Friday 28 March 2008
ITV Sport’s James Allen talks about what it has been like to fill Murray Walker’s shoes.
When Murray Walker commentated on his last grand prix for ITV back in 2001 it was James Allen who picked up the microphone, and he has been the voice of Formula One on our screens ever since. With the 2008 season underway, we called him in for a quick pit stop to discuss his race from higher education to the commentary box.
Did you always want to be a commentator?
When I went to university and was thinking about the things I could do, I never got too far away from the idea that I wanted to work in racing, and I’d always wanted to work in television. I went to Lady Margaret Hall in Oxford and read English and modern languages. It was really nice to take a subject I enjoyed all the way through to its conclusion, and although I didn’t do a vocational degree I learnt a lot of skills that I would recommend to anyone following a media pathway.
What did you do after you graduated?
I went to work for a sports marketing company in London, who got a contract with Brabham [the motor racing company]. I did two years of that and realised that it was a great way of understanding how the sport worked, but what I really wanted to do was get into television as quickly as possible. I was freelancing at the same time, doing a lot of TV programmes on early cable and satellite sport channels. I had a bit of a feel for it and it was something I wanted to do.
How did your media career develop from there?
I went to work for Autosport magazine. I continued to freelance extensively on the TV side and that took me into working for ESPN, the American sports network. I got the opportunity to do Le Mans and then they gave me the chance to move to Formula One as part of the commentary team working in the pit lane. The BBC lost the rights for Formula One to ITV in 1996. ITV were looking around to see how they wanted to cover the sport and I told them what I was doing. That was one of the things they brought into their coverage and that’s how I got co-opted into working for ITV.
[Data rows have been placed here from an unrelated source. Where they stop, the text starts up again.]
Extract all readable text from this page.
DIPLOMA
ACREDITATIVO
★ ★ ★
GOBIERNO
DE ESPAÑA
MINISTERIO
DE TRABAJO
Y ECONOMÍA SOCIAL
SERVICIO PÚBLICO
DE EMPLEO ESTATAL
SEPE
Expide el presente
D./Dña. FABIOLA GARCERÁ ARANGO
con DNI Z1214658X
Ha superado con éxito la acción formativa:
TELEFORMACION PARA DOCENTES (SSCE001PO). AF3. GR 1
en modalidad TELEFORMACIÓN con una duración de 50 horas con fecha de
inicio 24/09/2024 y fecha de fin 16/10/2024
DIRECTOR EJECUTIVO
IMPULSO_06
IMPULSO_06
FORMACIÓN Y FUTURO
How did you get the main commentary job?
I deputised for Murray Walker and had been his understudy for a few years. They gave me the first two or three races to do after he retired, so it was mine to lose. I was pretty determined that it was what I wanted to do and gave it my best shot.
Was it difficult being next in line to Murray Walker?
When you follow anyone who’s a legend like that, you’re kidding yourself if you think you can make a similar job of it. The critical thing is to believe that you know how to do the job very well. The races became a lot more complicated, with strategies and that kind of thing, and that’s something Murray didn’t understand. The sport has evolved a lot and you need to evolve with it.
How do you approach commentating?
The difference between winning and losing at the very highest level of sport is about the little details. Some people don’t give a monkey’s about those little details – they just want to sit there and watch the cars going round – but others do. I have to provide for everybody. I think some commentators blind everybody with science, hitting them with all the research they’ve done, but I don’t do that – I have it all in my head but only use it when it’s relevant.
Is it hard work?
It’s mentally tiring but I’ve got a lot of experience now – I’ve done over 100 grand prixs for ITV. I enjoy it, and Lewis Hamilton coming along has been great for us because it has meant that people are talking about the sport again. The whole thing has ramped up and it’s a huge buzz to be part of it.
Any advice for students wanting to get into the industry?
The good thing about the motorsport industry is that a lot of the expertise is in the UK. There are also a lot of places where students can learn the skills and the technologies. The industry is also expanding very quickly, and somebody has got to build the cars, somebody has got to design them and somebody has got to engineer them. That competitive gene that you have to have to race, the rage to compete and to win, that’s also an essential part of the make-up of anybody who wants to get into this industry.